After two years here I still have far more questions than answers; but perhaps more important, I have stopped fearing to face those questions. I have learned that good parenting lies in deliberate action, not just in following regulations. I have learned that having our kids understand the roots and impact of poverty is far more valuable to their lives than having them understand square roots. I have seen them face challenges, suffer and grow beyond my expectations. I have accepted the fact that I am a privileged person in this world, and that along with such privilege comes not more rights or accolades, but more obligations.

Our time in the Dominican Republic made us confront some very sobering realities. Most of the world suffers from the affluent minority’s inaction and apathy, in which many of our own friends and extended family members participate. We lack for examples and direction in living out Ignatian spirituality as a family. We yearn for a community to help us bridge the gaps between these two worlds, so we do not feel we are trying to do so alone. And if we fear anything now, it is going back to a culture that does not understand or care about those to whom we have given our hearts.

I really cannot say that I have accomplished a whole lot by living under these challenging conditions for two years. That would be an American way to assess the situation. But I can say I no longer fear the journey away from being seen as a typical American family. At the same time, by virtue of my white skin and access to opportunities, I could live in the developing world for 20 years and never fit in there. So we are left undefined, “ruined for life,” as Jesuit Volunteers like to say. Perhaps in 15 years our children will be saying to their therapists that we “ruined” them in many other ways.

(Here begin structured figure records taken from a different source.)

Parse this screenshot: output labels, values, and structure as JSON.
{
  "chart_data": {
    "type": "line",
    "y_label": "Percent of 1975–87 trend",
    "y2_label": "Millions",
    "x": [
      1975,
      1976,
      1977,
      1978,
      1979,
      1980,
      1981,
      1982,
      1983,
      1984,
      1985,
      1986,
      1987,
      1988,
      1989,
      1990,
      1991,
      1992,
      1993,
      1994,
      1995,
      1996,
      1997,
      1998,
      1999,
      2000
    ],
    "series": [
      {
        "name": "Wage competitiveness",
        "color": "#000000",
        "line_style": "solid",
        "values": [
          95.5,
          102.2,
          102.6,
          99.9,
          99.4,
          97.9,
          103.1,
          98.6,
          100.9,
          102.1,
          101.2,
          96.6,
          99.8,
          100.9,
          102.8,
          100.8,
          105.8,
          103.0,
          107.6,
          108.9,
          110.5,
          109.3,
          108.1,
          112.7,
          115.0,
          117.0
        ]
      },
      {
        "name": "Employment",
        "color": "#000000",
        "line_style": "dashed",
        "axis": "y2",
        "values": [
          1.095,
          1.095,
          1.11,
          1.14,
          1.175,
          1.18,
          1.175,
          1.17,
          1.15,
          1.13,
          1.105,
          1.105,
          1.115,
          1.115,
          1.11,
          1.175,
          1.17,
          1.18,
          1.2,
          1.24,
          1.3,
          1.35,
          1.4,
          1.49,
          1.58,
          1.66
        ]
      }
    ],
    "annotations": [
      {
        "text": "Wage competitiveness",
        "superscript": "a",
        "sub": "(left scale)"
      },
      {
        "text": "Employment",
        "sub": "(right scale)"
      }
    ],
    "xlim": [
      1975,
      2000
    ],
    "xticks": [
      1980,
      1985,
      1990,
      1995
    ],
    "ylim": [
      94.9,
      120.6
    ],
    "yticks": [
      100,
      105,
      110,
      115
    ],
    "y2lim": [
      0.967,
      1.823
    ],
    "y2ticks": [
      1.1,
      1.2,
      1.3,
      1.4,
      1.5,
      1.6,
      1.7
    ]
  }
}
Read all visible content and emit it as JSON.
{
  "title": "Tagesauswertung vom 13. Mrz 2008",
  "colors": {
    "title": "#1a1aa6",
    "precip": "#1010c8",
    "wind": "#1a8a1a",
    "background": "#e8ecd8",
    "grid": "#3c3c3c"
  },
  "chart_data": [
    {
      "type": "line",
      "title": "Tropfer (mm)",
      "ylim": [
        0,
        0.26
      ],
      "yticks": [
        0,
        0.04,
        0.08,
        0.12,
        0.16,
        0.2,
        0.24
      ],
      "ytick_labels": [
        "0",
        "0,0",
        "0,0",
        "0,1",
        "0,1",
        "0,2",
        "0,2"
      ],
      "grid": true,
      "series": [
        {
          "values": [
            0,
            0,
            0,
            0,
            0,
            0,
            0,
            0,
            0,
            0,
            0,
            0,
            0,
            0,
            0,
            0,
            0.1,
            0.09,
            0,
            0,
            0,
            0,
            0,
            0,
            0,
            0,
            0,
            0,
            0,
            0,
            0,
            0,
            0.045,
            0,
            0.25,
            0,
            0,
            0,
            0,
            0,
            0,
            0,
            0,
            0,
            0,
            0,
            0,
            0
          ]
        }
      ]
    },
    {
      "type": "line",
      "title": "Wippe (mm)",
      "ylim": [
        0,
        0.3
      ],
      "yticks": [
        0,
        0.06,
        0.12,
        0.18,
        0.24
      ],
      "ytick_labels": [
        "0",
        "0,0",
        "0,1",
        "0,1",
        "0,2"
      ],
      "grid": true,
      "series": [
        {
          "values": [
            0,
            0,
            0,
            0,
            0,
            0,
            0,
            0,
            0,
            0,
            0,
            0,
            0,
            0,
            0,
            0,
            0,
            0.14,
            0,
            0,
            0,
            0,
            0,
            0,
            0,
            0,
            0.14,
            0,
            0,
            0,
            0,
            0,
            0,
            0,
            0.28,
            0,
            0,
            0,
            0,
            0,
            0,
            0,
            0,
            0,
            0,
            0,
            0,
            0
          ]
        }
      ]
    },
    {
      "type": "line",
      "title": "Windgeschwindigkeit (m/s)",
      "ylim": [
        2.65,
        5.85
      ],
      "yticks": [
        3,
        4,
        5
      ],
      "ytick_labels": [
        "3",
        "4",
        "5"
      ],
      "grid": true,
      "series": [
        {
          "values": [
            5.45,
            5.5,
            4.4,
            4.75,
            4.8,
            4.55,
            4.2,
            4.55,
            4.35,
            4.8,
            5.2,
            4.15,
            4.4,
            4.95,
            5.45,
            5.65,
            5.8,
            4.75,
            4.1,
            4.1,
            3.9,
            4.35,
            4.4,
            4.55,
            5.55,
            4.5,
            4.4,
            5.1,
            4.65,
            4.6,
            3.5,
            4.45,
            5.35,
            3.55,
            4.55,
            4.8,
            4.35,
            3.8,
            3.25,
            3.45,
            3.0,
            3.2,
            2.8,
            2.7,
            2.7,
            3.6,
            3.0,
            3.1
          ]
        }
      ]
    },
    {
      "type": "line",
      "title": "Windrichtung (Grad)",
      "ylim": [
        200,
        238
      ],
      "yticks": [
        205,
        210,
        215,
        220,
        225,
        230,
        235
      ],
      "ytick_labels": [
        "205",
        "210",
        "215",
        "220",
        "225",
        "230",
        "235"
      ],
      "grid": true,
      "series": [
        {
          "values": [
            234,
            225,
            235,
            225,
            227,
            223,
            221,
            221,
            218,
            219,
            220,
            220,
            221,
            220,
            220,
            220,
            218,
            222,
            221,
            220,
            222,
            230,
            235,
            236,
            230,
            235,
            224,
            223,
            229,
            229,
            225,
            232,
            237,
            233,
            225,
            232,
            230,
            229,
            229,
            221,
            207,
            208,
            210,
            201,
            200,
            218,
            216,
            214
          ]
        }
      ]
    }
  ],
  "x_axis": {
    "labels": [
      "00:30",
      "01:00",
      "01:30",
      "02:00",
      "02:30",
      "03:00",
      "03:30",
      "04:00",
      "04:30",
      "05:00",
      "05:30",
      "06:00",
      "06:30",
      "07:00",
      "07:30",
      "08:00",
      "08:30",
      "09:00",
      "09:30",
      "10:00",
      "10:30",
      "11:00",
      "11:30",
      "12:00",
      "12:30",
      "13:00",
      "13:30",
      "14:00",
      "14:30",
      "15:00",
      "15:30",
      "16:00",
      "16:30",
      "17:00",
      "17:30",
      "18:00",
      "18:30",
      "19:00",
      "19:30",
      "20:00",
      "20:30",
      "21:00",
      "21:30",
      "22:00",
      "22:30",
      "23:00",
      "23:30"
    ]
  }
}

But we do have one another, and as a family we can love and serve others in ways the ordained cannot. Each one of my kids made best friends with a child of a different race, culture, language and socio-economic level—friendships that will not easily be replaced. Our home became the local Y.M.C.A. for children with no yard or toys and a place of refuge for many others working at the mission, a couch to flop on, a kitchen where they could enjoy a home-cooked meal. After two years, we found that we are able to face all the differences, challenges and inconveniences because of the security we have in the love of Another and of one another. Because I do not take this journey alone, I have the strength to be sure others will not have to face their journeys alone either. And with that knowledge the journey continues, not knowing into what, but trusting that it is the journey we need to take.